Autologous Blood Patch Therapy Clinical Trial
Official title:
To Determine the Efficacy of Autologous Blood Patch Therapy in Reducing Air Leak in Secondary Spontaneous Pneumothorax: A Proof-of-Concept Study
This is a prospective clinical trial with each patient serving as his/her own control.
Patients will be recruited in three different Hong Kong hospital. All patients at the
recruitment centers with ongoing air leak after ≥ 3 days from the initial diagnosis of SSP
will be approached by site investigators. Patient consented to enter the study will have
their rate of air leak measured on day 3 (or after if enrolled later than day 3) byreplacing
the conventional chest drain system with the digital chest drainage device (Thopaz).
Autologous blood patch will be instilled if the patient still has persistent air leak on day
5 of chest drain insertion ( or 48 hours of electronic chest drain measurement of airleak).

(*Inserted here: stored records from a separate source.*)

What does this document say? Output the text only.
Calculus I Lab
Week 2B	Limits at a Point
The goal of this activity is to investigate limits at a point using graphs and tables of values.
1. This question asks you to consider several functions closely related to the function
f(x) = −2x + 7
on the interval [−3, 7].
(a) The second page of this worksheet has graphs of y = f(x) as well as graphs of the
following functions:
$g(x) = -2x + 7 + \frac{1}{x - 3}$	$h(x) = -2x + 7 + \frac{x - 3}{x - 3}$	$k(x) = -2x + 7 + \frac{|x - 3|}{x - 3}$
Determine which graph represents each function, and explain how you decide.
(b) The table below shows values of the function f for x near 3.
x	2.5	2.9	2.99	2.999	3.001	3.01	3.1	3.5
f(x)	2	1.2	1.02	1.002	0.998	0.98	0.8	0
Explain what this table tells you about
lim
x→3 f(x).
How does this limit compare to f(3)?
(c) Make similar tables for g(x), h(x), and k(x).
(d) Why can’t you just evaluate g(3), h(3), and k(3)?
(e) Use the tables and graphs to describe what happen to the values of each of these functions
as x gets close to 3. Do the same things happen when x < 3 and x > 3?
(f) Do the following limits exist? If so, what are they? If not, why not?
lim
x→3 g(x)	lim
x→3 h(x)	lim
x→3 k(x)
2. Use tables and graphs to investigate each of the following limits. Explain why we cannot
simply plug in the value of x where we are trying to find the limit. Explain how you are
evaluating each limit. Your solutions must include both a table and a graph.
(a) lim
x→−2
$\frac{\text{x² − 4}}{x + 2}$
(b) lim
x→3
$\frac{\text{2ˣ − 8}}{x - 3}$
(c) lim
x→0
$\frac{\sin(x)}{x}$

The patient must have a chest tube in place and checked to be patent. Approximately 1.5ml/kg
of venous blood will be withdrawn from the patient and immediately instilled it into the
pleural cavity with aseptic technique via the chest tube already in situ. (There is no
standard amount of blood used for ABPT. A small randomized study advocated that the use of
1.5ml/kg as it provided the optimal benefits.) The drain is then flushed with 20ml normal
saline to avoid clotting. The tube of the drain is immediately elevated to 60cm above the
insertion point of the chest tube at the patient's chest wall for 2 hours. This method allows
ongoing evacuation of any air leak while the instilled blood can stay within the pleural
cavity. The tube is never clamped at any stage to avoid any risk of tension pneumothorax. The
patient was asked to change his position in bed every 10 minutes (supine, right lateral,
prone, left lateral, head down and sit upright) during the two-hour period to aid
distribution of blood over the visceral pleura. The tube is returned to normal position after
two hours and the patient is free to ambulate. Analgesia is freely available for the patient
should the need arise, but will not be prescribed routinely as existing data suggest it is
uncommon.
Patients will remain under close observation after the instillation for the next 6 hours by
experienced respiratory doctors and nurses, in particular for any suggestion of tube blockage
or worsening pneumothorax. The tube will be flushed with saline (of an amount similar to the
dead space of the tube) if that occurs. In the very unlikely event that the blockage is not
correctable, a new chest tube may be placed if deemed clinically necessary. Prophylactic
antibiotics will be given at the discretion of the attending clinician. The amount of air
leak is measured continuously before and after ABPT using Thopaz system. Patients are free to
receive any other therapy (except pleurodesis) during the treatment period.